Juventus Turin: Die ‚Alte Dame‘, La vecchia Signora, wird 100

Der traditionsreichste Fußballklub Italiens, Juventus Turin, wird 100 Jahre alt. Die glorreichen Zeiten, die eng an die Industriellen-Dynastie der Agnellis verknüpft sind, scheinen momentan aber der Vergangenheit anzugehören. Stattdessen dominieren jetzt Vorwürfe der Bilanzfälschungen die Schlagzeilen. Eine Retrospektive.

IMAGO / NurPhoto

Einhundert Jahre alt, und kein bisschen leise. Italiens Rekordmeister, Juventus Turin, feiert sein Vereinsjubiläum.

Ganz Italien ist am Gratulieren. Morgens zur besten ‚Stauzeit‘ im Auto riefen Fans und Gegner gleichermaßen bei den Radiosendern oder im Frühstücksfernsehen an, und wünschten, „Tanti Auguri, alles Gute, für die nächsten 100 Jahre”, oder wie ein Inter Mailand-Tifoso es ausdrückte: „Ich bin zwar absoluter Juve-Gegner, aber dieser Club ist dennoch einmalig. Und was wäre die Seria A ohne Juve und diese Feindschaft auf dem Platz?“

Im Juli 1923 übernahm Edoardo Agnelli, der Sohn des FIAT-Gründers Giovanni, den Club als Präsident. Von diesem Zeitpunkt an waren Juventus Turin, die FIAT-Automobilgruppe und der Agnelli-Clan (keine normale Familie, sondern eine wahre Dynastie mit viel Melodramatik) über ein Jahrhundert eng miteinander verwoben.

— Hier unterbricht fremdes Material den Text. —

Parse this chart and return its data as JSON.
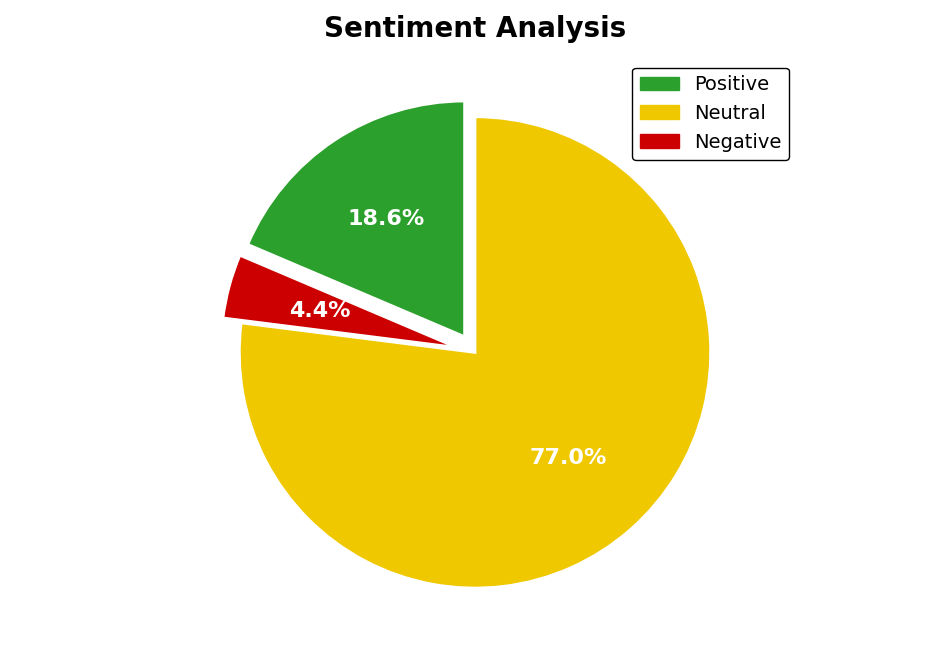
{
  "title": "Sentiment Analysis",
  "title_fontsize": 20,
  "title_fontweight": "bold",
  "labels": [
    "Positive",
    "Neutral",
    "Negative"
  ],
  "sizes": [
    18.6,
    77.0,
    4.4
  ],
  "colors": [
    "#2ca02c",
    "#f0c800",
    "#cc0000"
  ],
  "autopct_fontsize": 16,
  "legend_fontsize": 14,
  "legend_loc": "upper right",
  "background_color": "#ffffff",
  "startangle": 90,
  "pctdistance": 0.6,
  "edgecolor": "white",
  "edgewidth": 2.0,
  "order_sizes": [
    77.0,
    4.4,
    18.6
  ],
  "order_colors": [
    "#f0c800",
    "#cc0000",
    "#2ca02c"
  ],
  "order_explode": [
    0.0,
    0.08,
    0.08
  ],
  "order_labels": [
    "Neutral",
    "Negative",
    "Positive"
  ]
}
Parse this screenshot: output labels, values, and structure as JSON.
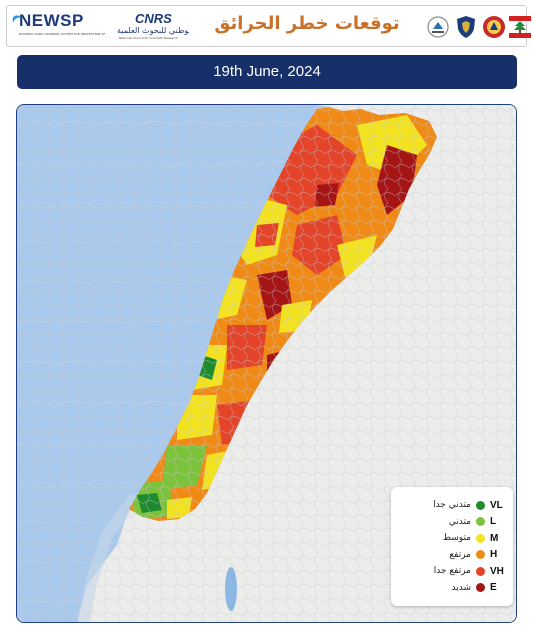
{
  "header": {
    "title": "توقعات خطر الحرائق",
    "logos": {
      "newsp": {
        "word": "NEWSP",
        "subtitle": "NATIONAL EARLY WARNING SYSTEM FOR PROTECTION OF LEBANESE FOREST"
      },
      "cnrs": {
        "mark": "CNRS",
        "arabic": "المجلس الوطني للبحوث العلمية",
        "subtitle": "National Council for Scientific Research"
      },
      "emblems": [
        "ministry-emblem",
        "internal-security-emblem",
        "civil-defense-emblem",
        "lebanese-cedar-emblem"
      ]
    }
  },
  "date": "19th June, 2024",
  "legend": {
    "items": [
      {
        "code": "VL",
        "label_ar": "متدني جدا",
        "color": "#1e8a2e"
      },
      {
        "code": "L",
        "label_ar": "متدني",
        "color": "#7cc23c"
      },
      {
        "code": "M",
        "label_ar": "متوسط",
        "color": "#f2e21f"
      },
      {
        "code": "H",
        "label_ar": "مرتفع",
        "color": "#f08a16"
      },
      {
        "code": "VH",
        "label_ar": "مرتفع جدا",
        "color": "#e3442a"
      },
      {
        "code": "E",
        "label_ar": "شديد",
        "color": "#a51515"
      }
    ]
  },
  "colors": {
    "sea": "#a9c9ec",
    "land": "#ededea",
    "banner": "#17306a",
    "title": "#c7712b"
  }
}
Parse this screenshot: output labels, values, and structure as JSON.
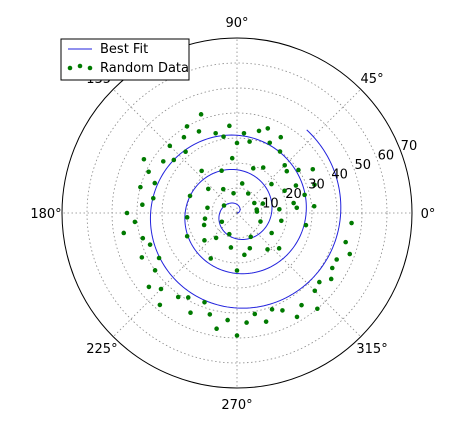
{
  "chart_data": {
    "type": "scatter",
    "projection": "polar",
    "grid": true,
    "legend_position": "top-left",
    "r_range": [
      0,
      70
    ],
    "radial_ticks": [
      "10",
      "20",
      "30",
      "40",
      "50",
      "60",
      "70"
    ],
    "radial_tick_values": [
      10,
      20,
      30,
      40,
      50,
      60,
      70
    ],
    "angle_ticks": [
      "0°",
      "45°",
      "90°",
      "135°",
      "180°",
      "225°",
      "270°",
      "315°"
    ],
    "angle_tick_values": [
      0,
      45,
      90,
      135,
      180,
      225,
      270,
      315
    ],
    "colors": {
      "fit": "#2222dd",
      "data": "#007a00",
      "grid": "#888888",
      "frame": "#000000"
    },
    "series": [
      {
        "name": "Best Fit",
        "kind": "line",
        "spiral": {
          "r_per_radian": 2.2,
          "theta_start_deg": 0,
          "theta_end_deg": 1130
        }
      },
      {
        "name": "Random Data",
        "kind": "scatter",
        "points": [
          [
            4,
            8
          ],
          [
            10,
            8
          ],
          [
            30,
            8
          ],
          [
            60,
            9
          ],
          [
            100,
            8
          ],
          [
            150,
            6
          ],
          [
            210,
            7
          ],
          [
            250,
            9
          ],
          [
            300,
            11
          ],
          [
            340,
            10
          ],
          [
            20,
            11
          ],
          [
            80,
            12
          ],
          [
            120,
            11
          ],
          [
            170,
            12
          ],
          [
            200,
            14
          ],
          [
            230,
            13
          ],
          [
            260,
            14
          ],
          [
            290,
            15
          ],
          [
            330,
            16
          ],
          [
            5,
            17
          ],
          [
            40,
            18
          ],
          [
            70,
            19
          ],
          [
            110,
            18
          ],
          [
            140,
            15
          ],
          [
            190,
            13
          ],
          [
            220,
            17
          ],
          [
            280,
            17
          ],
          [
            310,
            19
          ],
          [
            350,
            18
          ],
          [
            25,
            21
          ],
          [
            365,
            24
          ],
          [
            375,
            28
          ],
          [
            385,
            26
          ],
          [
            395,
            30
          ],
          [
            405,
            27
          ],
          [
            415,
            30
          ],
          [
            425,
            31
          ],
          [
            435,
            34
          ],
          [
            445,
            32
          ],
          [
            455,
            35
          ],
          [
            465,
            33
          ],
          [
            475,
            36
          ],
          [
            485,
            37
          ],
          [
            495,
            38
          ],
          [
            505,
            36
          ],
          [
            515,
            39
          ],
          [
            525,
            40
          ],
          [
            535,
            38
          ],
          [
            545,
            41
          ],
          [
            555,
            39
          ],
          [
            565,
            42
          ],
          [
            575,
            40
          ],
          [
            585,
            43
          ],
          [
            595,
            41
          ],
          [
            605,
            44
          ],
          [
            615,
            42
          ],
          [
            625,
            43
          ],
          [
            635,
            44
          ],
          [
            645,
            45
          ],
          [
            655,
            43
          ],
          [
            665,
            45
          ],
          [
            675,
            44
          ],
          [
            685,
            46
          ],
          [
            695,
            44
          ],
          [
            705,
            45
          ],
          [
            715,
            46
          ],
          [
            365,
            31
          ],
          [
            380,
            33
          ],
          [
            400,
            26
          ],
          [
            420,
            35
          ],
          [
            440,
            29
          ],
          [
            460,
            31
          ],
          [
            480,
            40
          ],
          [
            500,
            33
          ],
          [
            520,
            35
          ],
          [
            540,
            44
          ],
          [
            560,
            37
          ],
          [
            580,
            46
          ],
          [
            600,
            39
          ],
          [
            620,
            47
          ],
          [
            640,
            41
          ],
          [
            660,
            48
          ],
          [
            680,
            43
          ],
          [
            700,
            48
          ],
          [
            350,
            28
          ],
          [
            390,
            35
          ],
          [
            430,
            36
          ],
          [
            450,
            28
          ],
          [
            470,
            42
          ],
          [
            490,
            32
          ],
          [
            510,
            43
          ],
          [
            530,
            34
          ],
          [
            550,
            46
          ],
          [
            570,
            36
          ],
          [
            590,
            48
          ],
          [
            610,
            38
          ],
          [
            630,
            49
          ],
          [
            650,
            41
          ],
          [
            670,
            50
          ],
          [
            690,
            44
          ],
          [
            10,
            23
          ],
          [
            60,
            21
          ],
          [
            95,
            22
          ],
          [
            130,
            22
          ],
          [
            160,
            20
          ],
          [
            185,
            20
          ],
          [
            205,
            22
          ],
          [
            240,
            21
          ],
          [
            270,
            23
          ],
          [
            320,
            22
          ]
        ]
      }
    ]
  }
}
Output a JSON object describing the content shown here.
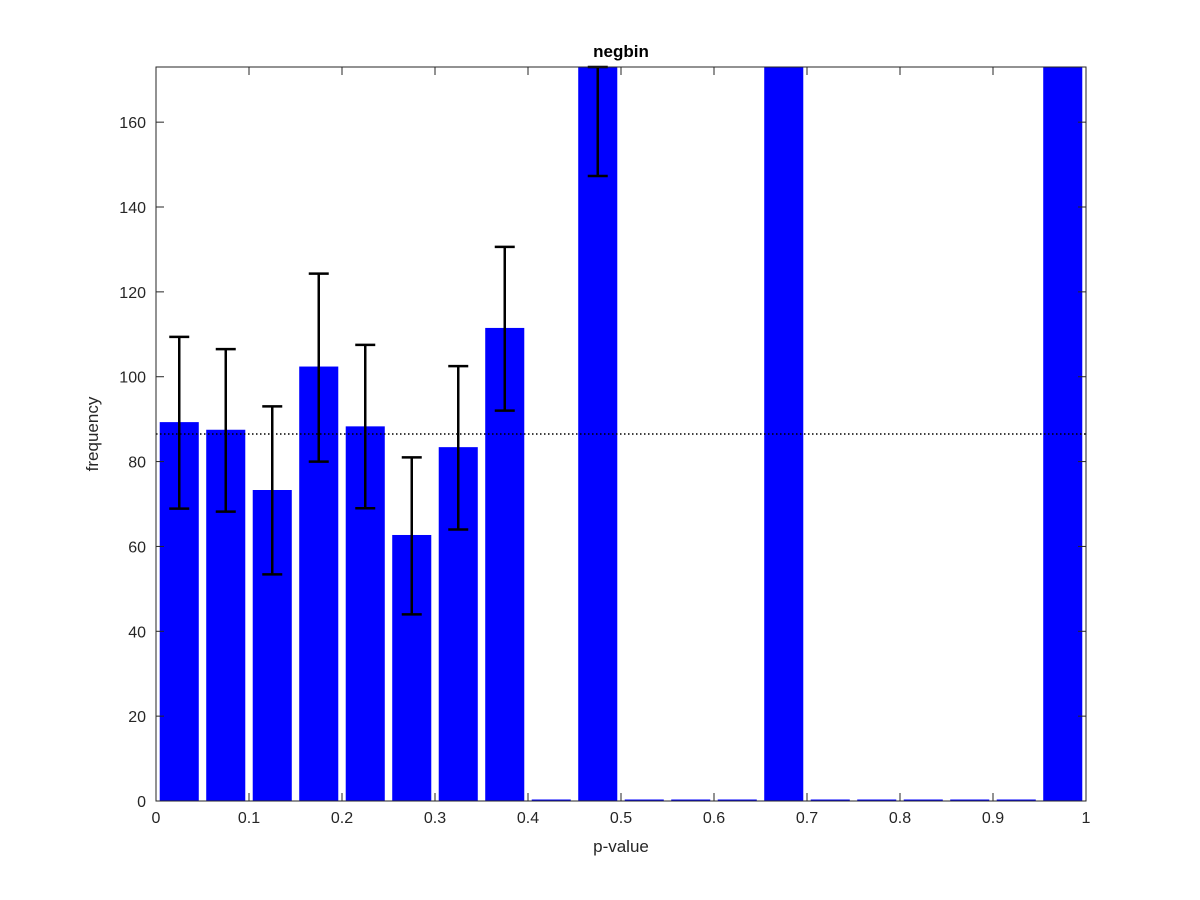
{
  "chart_data": {
    "type": "bar",
    "title": "negbin",
    "xlabel": "p-value",
    "ylabel": "frequency",
    "xlim": [
      0,
      1
    ],
    "ylim": [
      0,
      173
    ],
    "xticks": [
      "0",
      "0.1",
      "0.2",
      "0.3",
      "0.4",
      "0.5",
      "0.6",
      "0.7",
      "0.8",
      "0.9",
      "1"
    ],
    "yticks": [
      "0",
      "20",
      "40",
      "60",
      "80",
      "100",
      "120",
      "140",
      "160"
    ],
    "bin_width": 0.05,
    "bin_centers": [
      0.025,
      0.075,
      0.125,
      0.175,
      0.225,
      0.275,
      0.325,
      0.375,
      0.425,
      0.475,
      0.525,
      0.575,
      0.625,
      0.675,
      0.725,
      0.775,
      0.825,
      0.875,
      0.925,
      0.975
    ],
    "values": [
      89.3,
      87.5,
      73.3,
      102.4,
      88.3,
      62.7,
      83.4,
      111.5,
      0,
      173,
      0,
      0,
      0,
      173,
      0,
      0,
      0,
      0,
      0,
      173
    ],
    "error_low": [
      68.9,
      68.2,
      53.4,
      80.0,
      69.0,
      44.0,
      64.0,
      92.0,
      null,
      147.3,
      null,
      null,
      null,
      null,
      null,
      null,
      null,
      null,
      null,
      null
    ],
    "error_high": [
      109.4,
      106.5,
      93.0,
      124.3,
      107.5,
      81.0,
      102.5,
      130.6,
      null,
      173,
      null,
      null,
      null,
      null,
      null,
      null,
      null,
      null,
      null,
      null
    ],
    "reference_line": 86.5,
    "colors": {
      "bar": "#0000ff",
      "error": "#000000",
      "reference": "#000000",
      "axes": "#262626"
    },
    "grid": false,
    "legend": "none"
  }
}
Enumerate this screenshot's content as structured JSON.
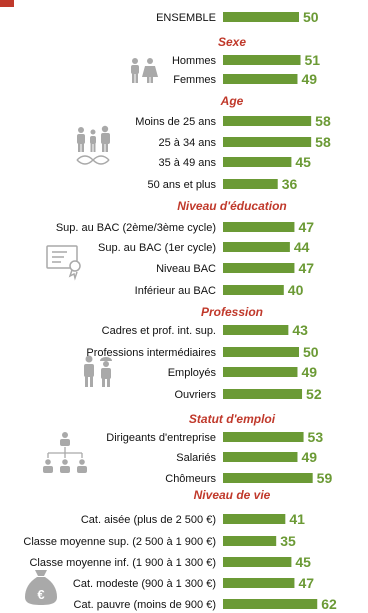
{
  "colors": {
    "bar": "#6b9a35",
    "value": "#6b9a35",
    "section": "#c0392b",
    "label": "#111111",
    "icon": "#a9a9a9",
    "corner": "#c0392b"
  },
  "icons": [
    "people-gender-icon",
    "family-dna-icon",
    "diploma-icon",
    "workers-icon",
    "org-chart-icon",
    "money-bag-icon"
  ],
  "chart_data": {
    "type": "bar",
    "orientation": "horizontal",
    "ylim": [
      0,
      100
    ],
    "rows": [
      {
        "kind": "item",
        "label": "ENSEMBLE",
        "value": 50
      },
      {
        "kind": "section",
        "label": "Sexe"
      },
      {
        "kind": "item",
        "label": "Hommes",
        "value": 51
      },
      {
        "kind": "item",
        "label": "Femmes",
        "value": 49
      },
      {
        "kind": "section",
        "label": "Age"
      },
      {
        "kind": "item",
        "label": "Moins de 25 ans",
        "value": 58
      },
      {
        "kind": "item",
        "label": "25 à 34 ans",
        "value": 58
      },
      {
        "kind": "item",
        "label": "35 à 49 ans",
        "value": 45
      },
      {
        "kind": "item",
        "label": "50 ans et plus",
        "value": 36
      },
      {
        "kind": "section",
        "label": "Niveau d'éducation"
      },
      {
        "kind": "item",
        "label": "Sup. au BAC (2ème/3ème cycle)",
        "value": 47
      },
      {
        "kind": "item",
        "label": "Sup. au BAC (1er cycle)",
        "value": 44
      },
      {
        "kind": "item",
        "label": "Niveau BAC",
        "value": 47
      },
      {
        "kind": "item",
        "label": "Inférieur au BAC",
        "value": 40
      },
      {
        "kind": "section",
        "label": "Profession"
      },
      {
        "kind": "item",
        "label": "Cadres et prof. int. sup.",
        "value": 43
      },
      {
        "kind": "item",
        "label": "Professions intermédiaires",
        "value": 50
      },
      {
        "kind": "item",
        "label": "Employés",
        "value": 49
      },
      {
        "kind": "item",
        "label": "Ouvriers",
        "value": 52
      },
      {
        "kind": "section",
        "label": "Statut d'emploi"
      },
      {
        "kind": "item",
        "label": "Dirigeants d'entreprise",
        "value": 53
      },
      {
        "kind": "item",
        "label": "Salariés",
        "value": 49
      },
      {
        "kind": "item",
        "label": "Chômeurs",
        "value": 59
      },
      {
        "kind": "section",
        "label": "Niveau de vie"
      },
      {
        "kind": "item",
        "label": "Cat. aisée (plus de 2 500 €)",
        "value": 41
      },
      {
        "kind": "item",
        "label": "Classe moyenne sup. (2 500 à 1 900 €)",
        "value": 35
      },
      {
        "kind": "item",
        "label": "Classe moyenne inf. (1 900 à 1 300 €)",
        "value": 45
      },
      {
        "kind": "item",
        "label": "Cat. modeste (900 à 1 300 €)",
        "value": 47
      },
      {
        "kind": "item",
        "label": "Cat. pauvre (moins de 900 €)",
        "value": 62
      }
    ]
  }
}
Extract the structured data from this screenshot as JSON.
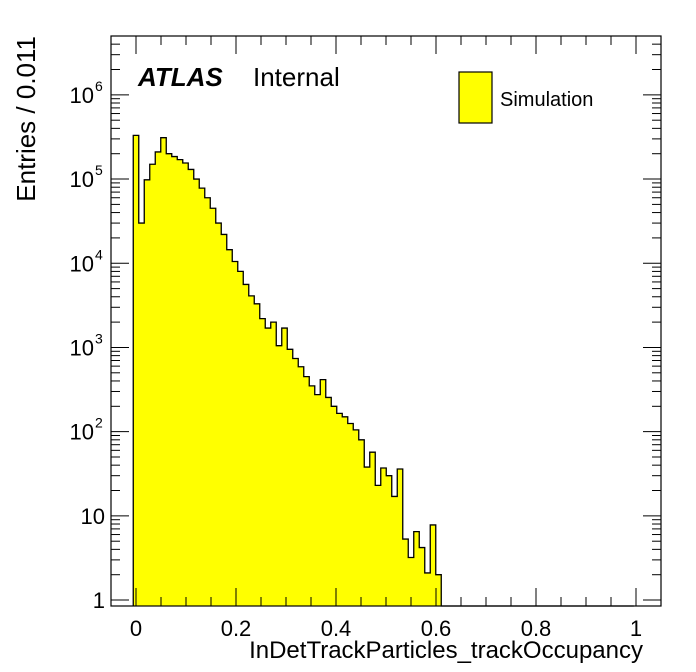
{
  "chart_data": {
    "type": "bar",
    "subtype": "histogram",
    "title": "",
    "xlabel": "InDetTrackParticles_trackOccupancy",
    "ylabel": "Entries / 0.011",
    "y_scale": "log",
    "xlim": [
      -0.05,
      1.05
    ],
    "ylim": [
      0.85,
      5000000
    ],
    "x_ticks": [
      {
        "value": 0,
        "label": "0"
      },
      {
        "value": 0.2,
        "label": "0.2"
      },
      {
        "value": 0.4,
        "label": "0.4"
      },
      {
        "value": 0.6,
        "label": "0.6"
      },
      {
        "value": 0.8,
        "label": "0.8"
      },
      {
        "value": 1,
        "label": "1"
      }
    ],
    "y_ticks": [
      {
        "value": 1,
        "base": "1",
        "exp": ""
      },
      {
        "value": 10,
        "base": "10",
        "exp": ""
      },
      {
        "value": 100,
        "base": "10",
        "exp": "2"
      },
      {
        "value": 1000,
        "base": "10",
        "exp": "3"
      },
      {
        "value": 10000,
        "base": "10",
        "exp": "4"
      },
      {
        "value": 100000,
        "base": "10",
        "exp": "5"
      },
      {
        "value": 1000000,
        "base": "10",
        "exp": "6"
      }
    ],
    "bin_width": 0.011,
    "x_start": -0.0055,
    "values": [
      330000,
      30000,
      98000,
      150000,
      210000,
      310000,
      200000,
      185000,
      170000,
      155000,
      130000,
      100000,
      78000,
      60000,
      45000,
      30000,
      22000,
      14500,
      10500,
      8000,
      5600,
      4100,
      3300,
      2200,
      1700,
      2000,
      1050,
      1700,
      950,
      740,
      590,
      450,
      350,
      275,
      415,
      255,
      200,
      165,
      150,
      125,
      105,
      80,
      38,
      57,
      23,
      37,
      30,
      17,
      36,
      5.3,
      3.2,
      6.5,
      4.2,
      2.1,
      7.8,
      2.0,
      0,
      0,
      0,
      0,
      0,
      0,
      0,
      0,
      0,
      0,
      0,
      0,
      0,
      0,
      0,
      0,
      0,
      0,
      0,
      0,
      0,
      0,
      0,
      0,
      0,
      0,
      0,
      0,
      0,
      0,
      0,
      0,
      0,
      0,
      0
    ],
    "fill_color": "#ffff00",
    "line_color": "#000000",
    "legend": {
      "position": "top-right",
      "entries": [
        {
          "label": "Simulation",
          "color": "#ffff00"
        }
      ]
    },
    "atlas_label": "ATLAS",
    "atlas_suffix": "Internal"
  }
}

Der Fußballclub Juventus war ein Spielzeug und Hobby der Agnellis. Darüber hinaus aber auch der Stolz der bei Fiat angestellten Bürgerschaft. Nach der Maloche kam sofort der Fußball und es gab in der Tat viele Erfolge zu feiern: 36 Meistertitel – der Scudetto – von denen zwei sogar wieder aberkannt wurden, sowie alle Europapokale und der Weltpokal finden sich in der Klubgeschichte wieder und zieren die Vitrinen des stolzen Turiner Clubs.

Gianni Agnelli, der Sohn Edoardos, wiederum, war ein smarter Typ und Mann des Jetsets und gilt bis heute als beliebter Industrieller, der die alte Dame sogar selbst leitete, bis er dem Ex-Spieler Giampiero Boniperti den Vorstand als ‚Presidente‘ überließ. Im Hintergrund aber blieb ‚Avvocato‘ Gianni Agnelli immer der wahre Patron.

In den langen Annalen des Klubs feierten Spieler wie Dino Zoff, Platini, Boniek, Paolo Rossi, del Piero und Zidane, sowie deutsche Nationalspieler wie Jürgen Kohler, Thomas Hässler und Andreas Möller mit Juve unzählige Meistertitel und Cupsiege.

Die Bianconeri tragen diese typische Sieger-DNA in sich. Der letzte wahre Agnelli, nämlich Andrea, der Sohn von Umberto Agnelli und Neffe von Gianni, feierte ebenfalls etliche Erfolge mit dem Klub. Er holte zudem Cristiano Ronaldo zu Juve, muss sich aber nun wegen Vorwürfen der Bilanzfälschung mit der Staatsanwaltschaft und Anwälten abgeben. Es gilt jetzt seinen eigenen, sowie den Ruf der ‚Vecchia Signora‘ zu verteidigen. Viele würden sogar sagen, ihn wiederherzustellen, denn zuletzt standen leider die Vorwürfe zu falschen Gehaltsangaben und das Ignorieren des, von der UEFA streng überwachten, Financial Fairplay im Fokus.

Möchte sich Juventus mit dem neuen Interimspräsidenten Gianluca Ferrero gar des Namens Agnelli entledigen?

Jahrzehntelang war es Tradition, dass sich die Mannschaft vor Saisonbeginn im piemontesischen Villar Perosa zum Stelldichein und Trainingsspiel traf. Dazu gab es immer ein Dinner auf dem Anwesen der Agnellis. Doch diesmal? Abgesagt.

Man möchte die Tifosi gleich ins beliebte Stadion von Juventus, entstanden unter Andrea Agnelli, bitten, denn Juventus möchte so schnell wie möglich wieder in der Champions League dabei sein. Doch ausgerechnet zum 100. Geburtstag muss die Alte Dame kleine Brötchen backen. Ein ganz neues Gefühl für die Bianconeri, die Tifosi des Rekordmeisters.